La ley del aborto de 2010, que como la primera regulación de 1985 fue impulsada por el PSOE sin el apoyo de la derecha, había sido endosada pacíficamente por la opinión pública porque resolvía definitivamente el problema y colocaba a este país en plano de igualdad con los grandes países europeos. Y, según acaba de saberse, esta normalización había desembocado en una reducción paulatina de los abortos realizados. En los ochenta, España venía de sufrir una larga dictadura y fue prudente abordar la modernización en ese terreno por la vía de despenalizar algunos supuestos de la interrupción voluntaria del embarazo. Y de hecho, Aznar no hizo en sus ocho años de mandato gesto alguno de pretender cambiar una legalidad que, en su momento, fue durísimamente criticada por Alianza Popular. Pero veinticinco años después, era necesario optar por una ley de plazos homologable a las europeas, capaz de establecer un equilibrio aceptable entre los valores en juego y de poner término a la hipocresía que caracterizó la aplicación de la anterior, que obligó a fingir enfermedades imaginarias para avalar médicamente la decisión de la mujer. Y se promulgó la Ley Orgánica 2/2010 "de salud sexual y reproductiva y de la interrupción voluntaria del embarazo", que despenaliza el aborto inducido durante las 14 primeras semanas de la gestación; durante este tiempo, la mujer puede tomar una decisión libre e informada sobre la interrupción de su embarazo.

Este gobierno conservador ha decidido sin embargo volver atrás y regresar a la ley de 1985, eliminando además la despenalización del aborto en caso de malformación del feto para dar cumplimiento a un exigencia del comité de la convención de la ONU sobre los derechos de las personas con discapacidad. Un informe que, por cierto, también recomienda otras cosas, como por ejemplo que el Estado destine "recursos suficientes para garantizar los servicios de asistencia a los dependientes e incluso los amplíe".

En una sociedad sana, y la española lo es, nadie puede ser "proabortista". El aborto representa siempre un drama personal en la mujer que opta por él, y que lo hace en la mayoría de los casos porque no encuentra fuerzas para abordar la maternidad. Dicho esto, parece lógico que quien ha tomado tan dramática determinación encuentre la comprensión del Estado y no la hostilidad institucional, que le obliga a introducirse en un laberinto jurídico y burocrático que en muchos casos no podrá superar. Y con la ley de 1985, que ahora se quiere rescatar, había inseguridad jurídica puesto que se utilizaba como un coladero el pretexto del riesgo grave para la salud psíquica de la madre para encajar legalmente la interrupción del embarazo.

Ahora se quiere volver a aquella situación, agravándola incluso con nuevos requisitos, de forma que pasaremos, si alguien no lo remedia, al estadio anterior: quien pueda costeárselo, irá a abortar a las clínicas bien dotadas de los países de nuestro alrededor, y quien no pueda permitírselo, entrará en una sórdida espiral de mentiras y clandestinidad, con riesgo de su propia vida.

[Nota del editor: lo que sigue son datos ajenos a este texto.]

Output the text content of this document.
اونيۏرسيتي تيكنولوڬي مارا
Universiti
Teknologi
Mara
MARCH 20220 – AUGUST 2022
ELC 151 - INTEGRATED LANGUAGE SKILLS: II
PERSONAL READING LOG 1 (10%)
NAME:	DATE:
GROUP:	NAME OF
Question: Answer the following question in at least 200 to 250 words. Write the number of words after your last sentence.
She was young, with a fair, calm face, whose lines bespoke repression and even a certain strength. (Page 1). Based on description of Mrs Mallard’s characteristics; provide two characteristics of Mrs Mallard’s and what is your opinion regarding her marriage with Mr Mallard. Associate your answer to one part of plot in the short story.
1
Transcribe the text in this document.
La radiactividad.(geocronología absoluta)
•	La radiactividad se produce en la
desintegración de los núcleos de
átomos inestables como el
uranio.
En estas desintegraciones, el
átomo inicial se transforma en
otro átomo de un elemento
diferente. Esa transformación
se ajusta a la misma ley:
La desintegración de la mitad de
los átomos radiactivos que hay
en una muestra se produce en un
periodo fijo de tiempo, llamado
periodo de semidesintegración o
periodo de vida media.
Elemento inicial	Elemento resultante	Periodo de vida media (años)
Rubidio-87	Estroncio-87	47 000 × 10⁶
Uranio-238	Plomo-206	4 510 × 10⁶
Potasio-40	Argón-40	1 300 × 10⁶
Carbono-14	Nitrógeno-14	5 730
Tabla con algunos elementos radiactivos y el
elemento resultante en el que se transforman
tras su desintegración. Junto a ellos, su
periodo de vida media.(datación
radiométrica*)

Así las cosas, Ruiz-Gallardón, impulsor del desaguisado, ha conseguido enemistarse con todos „partidarios de la ley vigente y enemigos radicales del aborto inducido, que consideran reforma insuficiente„ e iniciar, con tal regresión, un nuevo vaivén que se hará patente a cada alternancia política. No hay que ser un augur ni siquiera un experto en prospectiva para entender que ésta y otras involuciones a las que estamos asistiendo no serán duraderas porque el mundo va justo en la dirección contraria.